First Lady of Costa Rica
- In role 8 May 2022 – 8 May 2026
- President: Rodrigo Chaves
- Preceded by: Claudia Dobles Camargo
- Succeeded by: Jeffrey Umaña Avendaño (as First Gentleman)

Personal details
- Born: February 2, 1972 (age 54) Riga, Soviet-occupied Latvia
- Party: Social Democratic Progress Party^{[citation needed]}
- Spouse: Rodrigo Chaves ​(m. 2015)​
- Children: Isabela Chaves Zeikate
- Alma mater: University of Latvia
- Occupation: Economist

= Signe Zeikate =

Latvian economist

Signe Zeikate (born February 2, 1972) is a Latvian economist and was director of the "Programme for the Development of Poor Countries" of the World Bank. She served as the first lady of Costa Rica from 2022 to 2026, as she is the wife of President Rodrigo Chaves.

== Biography ==
Daughter of Gunars and Nina Zeikate. She has an older sister named Yolanta.

From the ages of 7 to 19, she practiced dancing. She was a national ballroom dance champion in her country in the late 1980s.

Zeikate earned a master's in economics from the University of Latvia and studied in the public policy doctoral program.

She was the head of the municipal finance department of the Latvian Ministry of Finance. She headed the unit that supervised and evaluated the financial viability of subnational governments and represented the Ministry of Finance on the State Subnational Debt and Guarantees Board.

She has written multiple research reports and prepared projects related to public finances.
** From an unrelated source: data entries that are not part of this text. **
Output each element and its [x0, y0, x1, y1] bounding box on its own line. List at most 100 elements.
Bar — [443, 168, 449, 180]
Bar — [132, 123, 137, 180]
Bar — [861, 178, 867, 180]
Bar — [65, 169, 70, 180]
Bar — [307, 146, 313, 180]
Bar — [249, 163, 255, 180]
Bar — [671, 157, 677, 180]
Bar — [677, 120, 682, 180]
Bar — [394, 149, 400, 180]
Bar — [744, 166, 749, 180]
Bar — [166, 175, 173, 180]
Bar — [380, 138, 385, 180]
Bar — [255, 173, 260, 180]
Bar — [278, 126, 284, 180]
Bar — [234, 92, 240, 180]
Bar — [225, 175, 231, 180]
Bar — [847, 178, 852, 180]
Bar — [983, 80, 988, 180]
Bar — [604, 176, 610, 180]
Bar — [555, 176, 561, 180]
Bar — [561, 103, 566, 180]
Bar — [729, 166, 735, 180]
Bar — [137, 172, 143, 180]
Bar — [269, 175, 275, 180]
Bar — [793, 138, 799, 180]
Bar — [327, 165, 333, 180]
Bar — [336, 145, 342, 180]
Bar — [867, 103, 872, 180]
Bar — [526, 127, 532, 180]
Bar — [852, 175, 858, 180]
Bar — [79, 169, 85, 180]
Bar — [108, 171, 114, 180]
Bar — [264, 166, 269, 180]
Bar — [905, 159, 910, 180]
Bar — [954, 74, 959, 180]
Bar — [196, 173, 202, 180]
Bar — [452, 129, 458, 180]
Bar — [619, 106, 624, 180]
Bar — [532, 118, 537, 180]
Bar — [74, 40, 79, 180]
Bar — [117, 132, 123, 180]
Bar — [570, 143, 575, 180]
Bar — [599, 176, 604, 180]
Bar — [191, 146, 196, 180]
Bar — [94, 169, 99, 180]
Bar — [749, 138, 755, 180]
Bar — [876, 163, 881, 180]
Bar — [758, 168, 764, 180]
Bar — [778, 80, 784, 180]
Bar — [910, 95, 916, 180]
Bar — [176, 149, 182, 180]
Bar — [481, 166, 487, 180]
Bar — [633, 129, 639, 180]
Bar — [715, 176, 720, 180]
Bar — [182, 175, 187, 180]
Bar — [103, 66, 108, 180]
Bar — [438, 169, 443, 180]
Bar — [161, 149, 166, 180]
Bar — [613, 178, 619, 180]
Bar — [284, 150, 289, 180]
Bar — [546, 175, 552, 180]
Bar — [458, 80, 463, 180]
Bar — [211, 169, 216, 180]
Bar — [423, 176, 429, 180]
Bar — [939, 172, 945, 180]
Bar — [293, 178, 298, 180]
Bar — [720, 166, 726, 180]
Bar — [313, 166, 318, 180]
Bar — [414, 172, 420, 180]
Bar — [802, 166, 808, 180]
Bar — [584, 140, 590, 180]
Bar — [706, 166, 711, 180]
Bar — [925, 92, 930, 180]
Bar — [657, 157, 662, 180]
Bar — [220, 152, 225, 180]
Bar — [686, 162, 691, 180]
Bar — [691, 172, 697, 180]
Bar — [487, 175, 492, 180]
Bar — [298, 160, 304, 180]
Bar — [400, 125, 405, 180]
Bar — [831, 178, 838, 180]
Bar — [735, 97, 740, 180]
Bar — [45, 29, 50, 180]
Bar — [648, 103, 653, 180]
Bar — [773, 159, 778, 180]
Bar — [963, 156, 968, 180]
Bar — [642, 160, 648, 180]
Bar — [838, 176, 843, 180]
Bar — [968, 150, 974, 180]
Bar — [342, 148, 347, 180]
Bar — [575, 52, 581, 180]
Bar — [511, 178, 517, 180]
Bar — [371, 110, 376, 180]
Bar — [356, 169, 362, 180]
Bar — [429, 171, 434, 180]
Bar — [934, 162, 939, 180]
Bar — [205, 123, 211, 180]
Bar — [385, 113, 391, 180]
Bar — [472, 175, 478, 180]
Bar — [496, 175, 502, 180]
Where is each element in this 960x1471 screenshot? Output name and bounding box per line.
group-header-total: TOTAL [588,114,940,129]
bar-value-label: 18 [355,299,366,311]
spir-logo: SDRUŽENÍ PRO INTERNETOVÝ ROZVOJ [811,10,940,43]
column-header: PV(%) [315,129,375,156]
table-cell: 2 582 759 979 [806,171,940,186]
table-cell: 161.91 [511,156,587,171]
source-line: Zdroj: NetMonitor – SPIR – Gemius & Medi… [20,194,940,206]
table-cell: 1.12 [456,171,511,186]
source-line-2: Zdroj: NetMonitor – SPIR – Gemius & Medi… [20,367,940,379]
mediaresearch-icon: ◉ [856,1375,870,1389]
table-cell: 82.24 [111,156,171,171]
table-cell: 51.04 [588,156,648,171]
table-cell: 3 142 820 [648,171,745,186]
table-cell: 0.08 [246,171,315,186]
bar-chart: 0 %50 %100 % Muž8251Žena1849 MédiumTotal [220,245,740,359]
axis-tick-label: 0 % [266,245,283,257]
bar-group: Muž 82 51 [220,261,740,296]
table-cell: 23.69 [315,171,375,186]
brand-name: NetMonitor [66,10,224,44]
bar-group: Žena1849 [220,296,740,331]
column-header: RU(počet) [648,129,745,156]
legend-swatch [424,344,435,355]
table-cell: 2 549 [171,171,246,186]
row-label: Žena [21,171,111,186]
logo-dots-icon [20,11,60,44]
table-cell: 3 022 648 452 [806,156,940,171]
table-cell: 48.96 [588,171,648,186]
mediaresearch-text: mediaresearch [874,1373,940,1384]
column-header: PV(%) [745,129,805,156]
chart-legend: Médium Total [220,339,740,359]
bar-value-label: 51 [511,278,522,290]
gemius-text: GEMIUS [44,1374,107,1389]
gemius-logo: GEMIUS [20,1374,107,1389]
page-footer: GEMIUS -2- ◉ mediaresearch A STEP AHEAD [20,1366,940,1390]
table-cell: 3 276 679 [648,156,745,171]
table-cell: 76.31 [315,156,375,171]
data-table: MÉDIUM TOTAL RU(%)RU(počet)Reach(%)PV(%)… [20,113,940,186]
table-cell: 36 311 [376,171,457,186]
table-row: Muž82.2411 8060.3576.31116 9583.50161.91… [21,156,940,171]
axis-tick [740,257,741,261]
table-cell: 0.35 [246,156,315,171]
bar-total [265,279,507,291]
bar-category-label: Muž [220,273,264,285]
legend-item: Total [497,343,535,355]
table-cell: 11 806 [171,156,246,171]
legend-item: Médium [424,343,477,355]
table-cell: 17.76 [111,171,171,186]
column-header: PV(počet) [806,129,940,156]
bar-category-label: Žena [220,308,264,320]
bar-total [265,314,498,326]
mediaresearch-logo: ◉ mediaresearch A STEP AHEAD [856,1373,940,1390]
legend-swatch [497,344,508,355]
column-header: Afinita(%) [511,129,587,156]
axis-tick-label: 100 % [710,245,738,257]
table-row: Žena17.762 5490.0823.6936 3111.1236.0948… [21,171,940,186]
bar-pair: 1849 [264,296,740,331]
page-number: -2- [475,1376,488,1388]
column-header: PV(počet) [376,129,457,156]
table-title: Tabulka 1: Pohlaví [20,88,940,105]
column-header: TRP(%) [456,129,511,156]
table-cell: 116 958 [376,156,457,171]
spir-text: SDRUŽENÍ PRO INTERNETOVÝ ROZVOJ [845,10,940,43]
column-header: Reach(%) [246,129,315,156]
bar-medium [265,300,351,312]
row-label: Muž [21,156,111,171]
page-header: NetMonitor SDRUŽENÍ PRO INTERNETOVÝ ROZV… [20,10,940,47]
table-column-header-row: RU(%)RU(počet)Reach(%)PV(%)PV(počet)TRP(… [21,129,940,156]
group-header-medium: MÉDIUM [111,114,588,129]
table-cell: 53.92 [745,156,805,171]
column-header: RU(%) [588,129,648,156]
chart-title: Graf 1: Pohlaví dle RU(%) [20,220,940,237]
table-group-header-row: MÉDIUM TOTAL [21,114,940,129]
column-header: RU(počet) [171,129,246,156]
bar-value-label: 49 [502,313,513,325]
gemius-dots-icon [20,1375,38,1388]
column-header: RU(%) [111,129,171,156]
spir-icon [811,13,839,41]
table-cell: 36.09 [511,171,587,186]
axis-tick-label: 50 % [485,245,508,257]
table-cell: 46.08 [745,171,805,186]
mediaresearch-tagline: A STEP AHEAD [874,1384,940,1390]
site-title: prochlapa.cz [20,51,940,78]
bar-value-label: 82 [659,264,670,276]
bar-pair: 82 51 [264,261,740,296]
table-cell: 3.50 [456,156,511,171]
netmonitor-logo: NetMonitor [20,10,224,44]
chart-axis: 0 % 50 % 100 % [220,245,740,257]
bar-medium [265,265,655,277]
In 2001, she received the Hubert Humphrey Honorary Fellowship from the United States Congress to study at the American University in Washington DC which allowed her to work for the World Bank in Washington. There, she met her future husband, who also worked at the World Bank.

Before settling in Costa Rica, the couple lived in Jakarta, Indonesia, for five years, where Chaves was director of one of the largest offices of the World Bank.

After more than 20 years working at the World Bank, she announced that she was resigning from her position to assume her role as first lady, from which she will focus her work on the planning and coordination of alliances that provide support for the comprehensive development of Costa Rican children and youth.

Zeikate assured that they would prioritize children from less advantaged backgrounds and areas with a higher incidence of poverty. The transversal theme will be gender equality and the empowerment of girls.

Through links with the Ministry of Education, the Ministry of Culture, and Youth, among others, the pillars of prioritization for the first lady are learning (English and technology), protection (coexistence and anti-bullying), recreation (culture and sports), and physical and mental health.